In the numerous PTSAs I've been involved (and one I now lead) I've never seen an "Opt-in" form. Directory info is the highest level of info available to anyone who requests it and submits a non-commercial use agreement. The parent would have had to have signed off that they do not wish to exempt themselves from directory info.

PTSAs should ONLY go through district directory information unless, during the membership application a prospective PTSA member offers up the information.

Understand that the FED and our district uses the end-run available under FERPA; any org that purportedly offers an "institutional service" does not need parent permission to access student data. That means the City and its preschool program, ConnectEDU, CCER, RoadMap and their consultants.

We must use the (weak) measure of protection provided by FERPA. When in doubt, say NO

Anonymous said...

Miramac - there was a separate SPS release form some schools used to allow parents to pick B on FERPA and opt out, but still be allowed to "opt-in" to the yearbook, PTSA directory etc.

PTSA Bee - I've been on the board of a few PTSAs too and unfortunately it is very inconsistent the extent to which the school secretary or registrar (or whoever inputs the FERPA opt out info) interprets the PTSA as being able to receive directory information (for example for the purposes of updating an email list serve for newsletters or to create a directory). I've had lists fully turned over. I've had no lists at all turned over, even for folks who don't choose B. It is confusing I agree :) (for parents, staff and PTSAs) And unfortunate too b/c most schools don't have the bandwidth to do timely communication, theus rely on the PTSAs to do the weekly newsletters. So we can be really hamstrung by NOT getting directory information.

ptsa mom

Miss Waterlow said...

Miramac - "When in doubt, say NO." In re directories, I disagree.

School directories are a hugely important resource for families and school communities. Encouraging parents not to provide contact information to other parents and students would be a very unfortunate byproduct of an uncareful concern about privacy. The directories in my children's schools have not been in formats that, as I understand the technology, would be available to anyone outside the immediate school community, unless improperly handled. PTSA's and school staff who collect and share directory information should be given guidelines for safeguarding it and should inform and assure parents of these guidelines.
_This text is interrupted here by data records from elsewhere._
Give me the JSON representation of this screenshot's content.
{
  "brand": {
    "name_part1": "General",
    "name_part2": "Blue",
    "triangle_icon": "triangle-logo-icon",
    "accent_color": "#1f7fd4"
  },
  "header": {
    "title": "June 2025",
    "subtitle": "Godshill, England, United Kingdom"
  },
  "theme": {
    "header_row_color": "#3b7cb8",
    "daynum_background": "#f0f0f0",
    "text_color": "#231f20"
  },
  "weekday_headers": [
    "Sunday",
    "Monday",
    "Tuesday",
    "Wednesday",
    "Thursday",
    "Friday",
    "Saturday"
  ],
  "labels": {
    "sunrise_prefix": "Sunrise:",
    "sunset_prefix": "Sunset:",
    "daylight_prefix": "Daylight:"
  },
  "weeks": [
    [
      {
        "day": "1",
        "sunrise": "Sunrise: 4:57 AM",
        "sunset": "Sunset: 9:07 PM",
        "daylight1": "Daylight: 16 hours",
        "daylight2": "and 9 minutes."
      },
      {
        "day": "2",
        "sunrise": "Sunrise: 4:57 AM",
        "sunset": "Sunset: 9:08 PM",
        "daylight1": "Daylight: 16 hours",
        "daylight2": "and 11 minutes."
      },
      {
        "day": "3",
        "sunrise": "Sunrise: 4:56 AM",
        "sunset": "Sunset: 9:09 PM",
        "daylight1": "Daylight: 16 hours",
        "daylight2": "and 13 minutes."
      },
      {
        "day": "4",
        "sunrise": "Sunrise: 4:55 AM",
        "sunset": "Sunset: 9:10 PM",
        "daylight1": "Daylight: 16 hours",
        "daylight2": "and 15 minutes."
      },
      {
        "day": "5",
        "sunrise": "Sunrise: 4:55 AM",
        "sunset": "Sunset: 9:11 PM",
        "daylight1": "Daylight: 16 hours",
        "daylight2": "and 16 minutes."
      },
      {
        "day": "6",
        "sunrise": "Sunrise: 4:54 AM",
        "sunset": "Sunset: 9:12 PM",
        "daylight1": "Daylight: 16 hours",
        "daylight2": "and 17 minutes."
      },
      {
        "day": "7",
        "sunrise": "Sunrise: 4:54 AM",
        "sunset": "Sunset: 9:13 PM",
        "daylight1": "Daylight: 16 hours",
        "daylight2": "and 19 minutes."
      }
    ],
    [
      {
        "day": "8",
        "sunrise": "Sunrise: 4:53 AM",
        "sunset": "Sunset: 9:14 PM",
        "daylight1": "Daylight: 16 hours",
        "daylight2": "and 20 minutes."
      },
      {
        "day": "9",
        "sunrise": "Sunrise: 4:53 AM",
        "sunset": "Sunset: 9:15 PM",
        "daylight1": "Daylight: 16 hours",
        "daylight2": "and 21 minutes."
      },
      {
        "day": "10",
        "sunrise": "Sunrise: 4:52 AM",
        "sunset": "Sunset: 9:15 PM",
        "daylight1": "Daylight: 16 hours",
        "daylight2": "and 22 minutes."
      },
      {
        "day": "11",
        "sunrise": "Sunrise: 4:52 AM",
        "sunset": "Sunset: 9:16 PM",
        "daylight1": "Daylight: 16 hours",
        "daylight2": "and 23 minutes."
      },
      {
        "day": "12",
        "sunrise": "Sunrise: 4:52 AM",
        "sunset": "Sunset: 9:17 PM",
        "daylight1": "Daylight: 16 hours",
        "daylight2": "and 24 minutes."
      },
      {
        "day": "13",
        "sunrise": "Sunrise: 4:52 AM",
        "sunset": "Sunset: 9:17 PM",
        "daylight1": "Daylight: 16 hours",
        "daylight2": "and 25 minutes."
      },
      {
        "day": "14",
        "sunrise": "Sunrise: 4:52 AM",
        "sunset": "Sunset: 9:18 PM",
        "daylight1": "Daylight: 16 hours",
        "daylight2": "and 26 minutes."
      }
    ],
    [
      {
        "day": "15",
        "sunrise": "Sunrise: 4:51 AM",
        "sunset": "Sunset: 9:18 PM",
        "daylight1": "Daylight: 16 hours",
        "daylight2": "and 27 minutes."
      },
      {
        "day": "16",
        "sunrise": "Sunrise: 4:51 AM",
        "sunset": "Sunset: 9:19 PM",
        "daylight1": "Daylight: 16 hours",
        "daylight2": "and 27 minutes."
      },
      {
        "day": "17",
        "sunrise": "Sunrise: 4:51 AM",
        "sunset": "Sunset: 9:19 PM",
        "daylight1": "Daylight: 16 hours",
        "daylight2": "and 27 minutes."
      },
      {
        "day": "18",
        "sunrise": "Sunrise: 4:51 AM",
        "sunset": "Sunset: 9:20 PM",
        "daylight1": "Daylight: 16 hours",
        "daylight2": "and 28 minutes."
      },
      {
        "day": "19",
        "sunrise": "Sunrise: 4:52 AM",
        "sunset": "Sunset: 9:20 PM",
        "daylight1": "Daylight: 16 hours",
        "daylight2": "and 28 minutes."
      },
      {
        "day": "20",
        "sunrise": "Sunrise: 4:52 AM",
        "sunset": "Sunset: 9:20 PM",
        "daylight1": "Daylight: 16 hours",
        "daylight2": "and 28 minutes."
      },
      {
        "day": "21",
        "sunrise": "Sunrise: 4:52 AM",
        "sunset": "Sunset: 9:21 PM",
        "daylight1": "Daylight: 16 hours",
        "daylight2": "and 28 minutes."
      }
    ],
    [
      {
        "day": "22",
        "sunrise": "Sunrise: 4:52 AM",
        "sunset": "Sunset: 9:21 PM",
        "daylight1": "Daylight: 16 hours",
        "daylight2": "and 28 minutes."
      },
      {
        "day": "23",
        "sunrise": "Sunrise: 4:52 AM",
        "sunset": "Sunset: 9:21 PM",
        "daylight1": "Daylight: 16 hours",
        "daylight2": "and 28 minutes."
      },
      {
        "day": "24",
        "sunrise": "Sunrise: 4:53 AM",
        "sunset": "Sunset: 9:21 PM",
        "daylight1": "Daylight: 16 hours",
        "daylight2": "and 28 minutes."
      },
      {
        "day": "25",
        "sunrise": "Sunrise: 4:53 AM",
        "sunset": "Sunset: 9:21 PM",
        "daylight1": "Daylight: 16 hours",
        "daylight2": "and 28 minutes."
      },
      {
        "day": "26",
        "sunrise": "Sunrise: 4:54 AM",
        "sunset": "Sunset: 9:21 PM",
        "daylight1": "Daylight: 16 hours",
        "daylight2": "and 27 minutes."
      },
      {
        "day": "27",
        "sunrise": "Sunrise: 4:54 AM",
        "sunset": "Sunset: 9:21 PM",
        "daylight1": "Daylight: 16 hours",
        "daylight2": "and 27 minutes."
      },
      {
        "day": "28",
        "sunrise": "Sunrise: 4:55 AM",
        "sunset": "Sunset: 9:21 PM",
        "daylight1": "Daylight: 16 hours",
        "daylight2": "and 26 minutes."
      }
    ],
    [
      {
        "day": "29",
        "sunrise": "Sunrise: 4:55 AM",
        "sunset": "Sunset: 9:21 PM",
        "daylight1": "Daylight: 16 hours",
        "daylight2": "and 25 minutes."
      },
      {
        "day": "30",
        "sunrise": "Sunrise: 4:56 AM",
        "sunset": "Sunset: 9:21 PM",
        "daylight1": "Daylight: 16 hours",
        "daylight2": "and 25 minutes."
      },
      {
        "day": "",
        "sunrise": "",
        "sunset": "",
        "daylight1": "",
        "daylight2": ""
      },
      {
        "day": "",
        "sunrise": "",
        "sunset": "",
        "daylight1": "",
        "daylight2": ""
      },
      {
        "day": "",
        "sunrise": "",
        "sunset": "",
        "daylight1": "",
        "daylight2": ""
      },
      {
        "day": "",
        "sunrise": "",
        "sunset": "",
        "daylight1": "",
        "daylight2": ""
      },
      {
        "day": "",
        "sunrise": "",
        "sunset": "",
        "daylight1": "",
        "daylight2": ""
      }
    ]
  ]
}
In times of increasing disconnection between families and lack of community feeling at many schools, parents should be actively encouraged by the school to reach out and be responsive to other families - not least to the parents of their kids' friends, many of whom, especially as the kids get older, you might never lay eyes on (how many friends do your high-schoolers have named "you don't know 'em?"). Parents should be able to opt out of the directory, but not encouraged to do so - if that's, in fact, what you were suggesting:)

Miss Waterlow said...

For the record, I do believe that private companies should be prohibited by law from selling or using student data for commercial purposes - and any other purposes should be very strictly and transparently regulated. This would, in my opinion, be a very appropriate piece of legislation for the state to take up next session.

I also believe that the elephant in the room is not the efficacy of this data collection, but the educational efficacy of these programs and devices in the first place.